Dipendenza da gioco d'azzardo

 

Slot machine, giochi online, shopping compulsivo e internet: queste le dipendenze del nuovo millennio. Uscire dal tunnel è difficile, ma possibile. Ne parliamo con il Dott. Vincenzo Aliotta, Amministratore e Fondatore del Centro San Nicola di Piticchio ad Acerva – nelle Marche, in Provincia di Ancona- e con Rino, un ex giocatore d’azzardo. 
”Il gioco – ci racconta Rino – è una sfida con la vita: cerchiamo il colpo grosso, delle gratificazioni”. Chi gioca conta le vittorie, mai le perdite e così si continua con l’azzardo, nell’attesa dell’emozione di guadagnare qualcosa.

“Le persone che hanno problemi di dipendenza – ci spiega il Dott. Aliotta – sono pazienti con problemi di personalità”. 
L’incapacità di accettare la realtà, l’insicurezza emotiva, l’immaturità, il desiderio di avere grandi cose dalla vita, senza grossi sforzi: queste le cause della dipendenza da gioco d’azzardo.

Per smettere di giocare bisogna innanzitutto riconoscere la propria dipendenza e farsi aiutare da chi è esperto. Il programma seguito al Centro San Nicola si rifà al metodo Minnesota e consta di 12 passi. “Si comincia con l’ammissione della propria dipendenza – ci spiega il Dott. Aliotta – per poi passare alla considerazione delle azioni negative susseguenti allo stato di dipendenza.

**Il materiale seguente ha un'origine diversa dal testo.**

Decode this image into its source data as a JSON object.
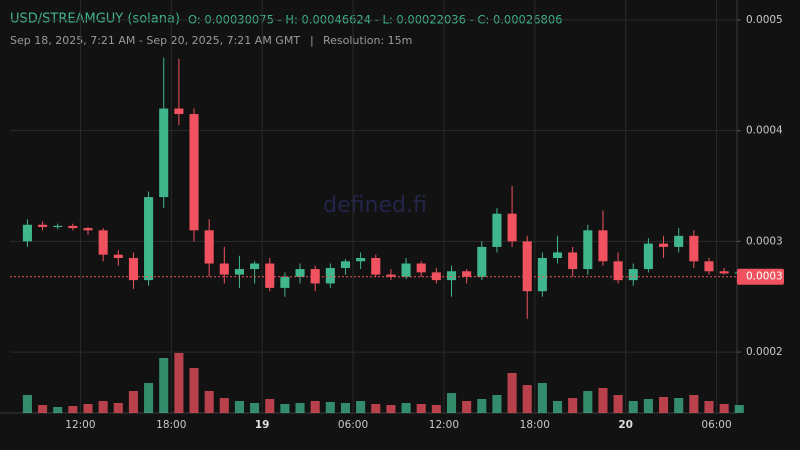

Una volta presa consapevolezza, s’intraprende un cammino di revisione e di ammenda nei confronti delle persone, che sono vittime innocenti di questo comportamento”.

Tutto questo lo si fa accompagnati oltre che da uno psicoterapeuta, anche da un facilitatore, cioè una persona presente nel gruppo, che è stata a sua volta dipendente. 
Rino oggi aiuta chi, come lui, ha avuto il problema del gioco. Ci spiega che è facile, avendo conosciuto di persona la malattia, aiutare chi ne è affetto. 
Anche grazie a chi ce l’ha fatta, uscirne è possibile.